The whole point of this recent “paper” is to argue that all these previous results are based on 1) low coverage sequencing studies that miss a lot of variants and 2) that these studies also use filters of variants that are far too stringent, leading to further loss of real variants. Jeanson is saying that when these factors are accounted for, the pedigree Y chromosomal mutation rate is actually about 50x higher than previously reported, and now its suddenly compatible with YECism after all.

This is quite a remarkable claim to make, especially given that Jeanson (and his coauthor Holland) have a grand total of zero background in any of this kind of genomic sequencing technology. It would be a remarkable thing indeed if they had spotted something missed by the hundreds of scientists involved in studying Y chromosome genomics over the past few decades. I can’t claim to understand this subject well enough to engage all the nitty-gritty technical details (at least not yet, maybe one day I’ll dedicate some time to it), but I can note at least one immediate problem.

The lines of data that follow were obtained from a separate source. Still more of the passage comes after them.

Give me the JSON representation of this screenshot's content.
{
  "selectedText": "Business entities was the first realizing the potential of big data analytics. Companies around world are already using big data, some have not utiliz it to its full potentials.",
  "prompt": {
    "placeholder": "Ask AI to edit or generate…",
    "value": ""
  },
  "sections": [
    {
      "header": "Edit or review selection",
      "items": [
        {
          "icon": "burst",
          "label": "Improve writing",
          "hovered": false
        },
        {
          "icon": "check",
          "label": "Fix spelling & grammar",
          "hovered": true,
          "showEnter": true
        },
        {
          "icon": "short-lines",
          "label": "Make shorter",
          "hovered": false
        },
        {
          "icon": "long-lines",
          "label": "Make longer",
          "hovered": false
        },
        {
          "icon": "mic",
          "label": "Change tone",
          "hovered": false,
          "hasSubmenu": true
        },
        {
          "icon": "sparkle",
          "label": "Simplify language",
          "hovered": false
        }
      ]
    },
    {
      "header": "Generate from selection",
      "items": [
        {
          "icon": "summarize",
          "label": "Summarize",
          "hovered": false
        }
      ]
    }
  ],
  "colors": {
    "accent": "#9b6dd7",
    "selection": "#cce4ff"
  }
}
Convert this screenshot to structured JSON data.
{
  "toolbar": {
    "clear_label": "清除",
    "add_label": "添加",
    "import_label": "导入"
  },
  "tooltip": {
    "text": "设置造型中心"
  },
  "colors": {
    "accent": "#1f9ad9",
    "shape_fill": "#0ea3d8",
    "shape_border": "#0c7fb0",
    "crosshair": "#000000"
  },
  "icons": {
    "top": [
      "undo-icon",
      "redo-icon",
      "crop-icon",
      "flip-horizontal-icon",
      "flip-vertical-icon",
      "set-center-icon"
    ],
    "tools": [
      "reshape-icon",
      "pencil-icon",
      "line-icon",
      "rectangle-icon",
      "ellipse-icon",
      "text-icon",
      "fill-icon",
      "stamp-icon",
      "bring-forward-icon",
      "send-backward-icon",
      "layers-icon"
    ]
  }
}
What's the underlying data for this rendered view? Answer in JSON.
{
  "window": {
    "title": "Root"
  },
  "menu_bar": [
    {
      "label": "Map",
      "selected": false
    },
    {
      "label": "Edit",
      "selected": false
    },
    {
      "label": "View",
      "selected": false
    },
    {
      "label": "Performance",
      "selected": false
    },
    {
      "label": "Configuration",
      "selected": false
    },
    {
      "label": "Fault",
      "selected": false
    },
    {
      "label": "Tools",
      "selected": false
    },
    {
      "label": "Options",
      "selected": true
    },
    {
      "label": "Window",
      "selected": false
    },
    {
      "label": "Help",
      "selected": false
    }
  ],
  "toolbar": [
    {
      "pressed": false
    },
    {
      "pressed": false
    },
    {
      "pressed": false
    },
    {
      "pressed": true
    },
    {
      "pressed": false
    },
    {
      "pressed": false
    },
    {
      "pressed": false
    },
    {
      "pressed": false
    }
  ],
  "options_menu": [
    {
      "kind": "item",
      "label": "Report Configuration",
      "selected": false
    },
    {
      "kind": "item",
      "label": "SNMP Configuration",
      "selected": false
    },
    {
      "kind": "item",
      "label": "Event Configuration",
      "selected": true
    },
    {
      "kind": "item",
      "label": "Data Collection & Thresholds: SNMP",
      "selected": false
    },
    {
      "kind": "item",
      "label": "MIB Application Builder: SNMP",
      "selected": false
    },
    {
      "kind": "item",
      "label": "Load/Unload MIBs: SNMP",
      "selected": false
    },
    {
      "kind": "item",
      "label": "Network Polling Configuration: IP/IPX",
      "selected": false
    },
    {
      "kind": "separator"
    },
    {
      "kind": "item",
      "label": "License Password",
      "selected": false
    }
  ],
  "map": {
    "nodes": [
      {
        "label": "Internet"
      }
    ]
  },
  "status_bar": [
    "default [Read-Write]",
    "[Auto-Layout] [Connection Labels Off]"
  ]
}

One paper that Jeanson doesn’t touch on in this recent “paper” is Balanovsky et al (2015) who performed sequencing of 20 Y chromosomes to an average coverage of 67x, far higher than either of the “high-coverage” studies Jeanson cites, and yet they still arrive at a mutation rate consistent with the lower coverage sequencing - consistent with evolutionary timescales. Perhaps he would argue that they fiddled the numbers in the filtering step.